Dan Fredman was managing a Dallas wine shop at the beginning of the pandemic when his car stopped working. So what did Fredman do? Walk the 90 minutes to the store, of course. Because wine must go on.
In his three-decade career, Fredman has been a wine marketer and publicist as well as retailer; his clients have included Argentina’s Catena Zapata, Australia’s Levantine Hill Estate, Stoller Family Estate in Oregon, and the Austrian Wine Marketing Board. Today, he lives on California’s Central Coast.
Fredman has also found time to play the bass professionally and race speedcars at tracks up and down the San Joaquin Valley. Along the way, he has amassed a sizable wine label collection — though he’s long past knowing exactly how many there are since, he says, “I rarely, if ever, have seen a wine label that didn’t pique a compulsion to know what the bottle’s contents taste like.”
That includes his affection for Sémillon, the French white grape best known for its role in white Bordeaux blends.
That Sémillon is often overlooked doesn’t surprise Fredman; it is best known as blending material, after all.

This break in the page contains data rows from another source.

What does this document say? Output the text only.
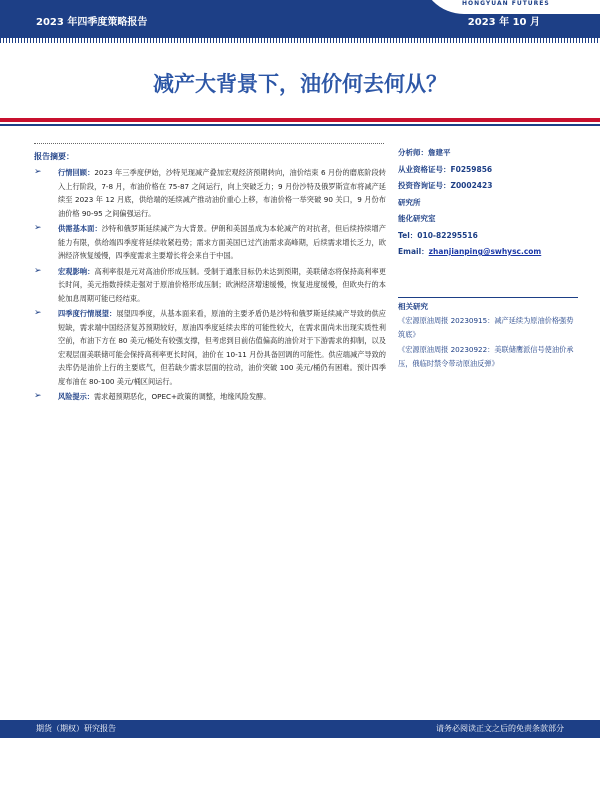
2023 年四季度策略报告	2023 年 10 月
HONGYUAN FUTURES
减产大背景下，油价何去何从？
报告摘要：
➢ 行情回顾：2023 年三季度伊始，沙特见现减产叠加宏观经济预期转向，油价结束 6 月份的磨底阶段转入上行阶段，7-8 月，布油价格在 75-87 之间运行，向上突破乏力；9 月份沙特及俄罗斯宣布将减产延续至 2023 年 12 月底，供给端的延续减产推动油价重心上移，布油价格一举突破 90 关口，9 月份布油价格 90-95 之间偏强运行。
➢ 供需基本面：沙特和俄罗斯延续减产为大背景。伊朗和美国虽成为本轮减产的对抗者，但后续持续增产能力有限，供给端四季度将延续收紧趋势；需求方面美国已过汽油需求高峰期，后续需求增长乏力，欧洲经济恢复缓慢，四季度需求主要增长将会来自于中国。
➢ 宏观影响：高利率很是元对高油价形成压制。受制于通胀目标仍未达到预期，美联储态将保持高利率更长时间，美元指数持续走强对于原油价格形成压制；欧洲经济增速缓慢，恢复进度缓慢，但欧央行的本轮加息周期可能已经结束。
➢ 四季度行情展望：展望四季度，从基本面来看，原油的主要矛盾仍是沙特和俄罗斯延续减产导致的供应短缺，需求端中国经济复苏预期较好，原油四季度延续去库的可能性较大，在需求面尚未出现实质性利空前，布油下方在 80 美元/桶处有较强支撑，但考虑到目前估值偏高的油价对于下游需求的抑制，以及宏观层面美联储可能会保持高利率更长时间，油价在 10-11 月份具备回调的可能性。供应端减产导致的去库仍是油价上行的主要底气，但若缺少需求层面的拉动，油价突破 100 美元/桶仍有困难。预计四季度布油在 80-100 美元/桶区间运行。
➢ 风险提示：需求超预期恶化，OPEC+政策的调整，地缘风险发酵。
分析师：詹建平
从业资格证号：F0259856
投资咨询证号：Z0002423
研究所
能化研究室
Tel：010-82295516
Email：zhanjianping@swhysc.com
相关研究
《宏源原油周报 20230915：减产延续为原油价格强势筑底》
《宏源原油周报 20230922：美联储鹰派信号使油价承压，俄临时禁令带动原油反弹》
期货（期权）研究报告	请务必阅读正文之后的免责条款部分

Hence, he has even more incentive to help wine drinkers find out just how terrific it is on its own — and, perhaps, add a few more labels to his collection when he finds yet another Sémillon.
Some white Bordeaux producers may be skipping the Sémillon, using 100% Sauvignon Blanc, but not Hervé Dubourdieu at Château Graville-Lacoste, which has been in his family for 130 years. The blend remains traditional: 75% Sémillon, 20% Sauvignon Blanc, and 5% Muscadelle. The result, says Fredman, is crisp and invigorating with oodles of mineral and floral character, boosted by the producer’s 45-plus-year-old vines. Says Fredman, “You know how everyone says to eat oysters with this kind of French white wine? This is exactly that kind of French white wine.”
Yes, 100% Sémillon. Yes, Napa Valley. Take that, Cabernet Sauvignon, says Fredman. This Dirty & Rowdy wine, from the winery of the same name owned by Hardy Wallace and Matt Richardson, is fermented with plenty of skin contact in a ceramic egg, which helps it show off the funky side of Sémillon. The result is savory and orange-ish, with a bit of tang on the finish — a sensory tanginess, not the powdered drink for astronauts, he says. The food pairing can even be a little funky, from shrimp in garlic sauce to dishes that pack a touch of heat.
Australian producers make some of the world’s great Sémillons, something that too few people know about in the hype over the country’s red wines. “This is a wine that reeks of elegance with a wisp of decadence,” says Fredman. “It comes from you in waves of deliciousness.” That comes from the citrus and minerality, buffered by a peachy creaminess. Tyrrell’s, a top winery in the Hunter Valley, has made a wine that may be young now, but is still delicious, and “will probably be yummier in a decade,” he says.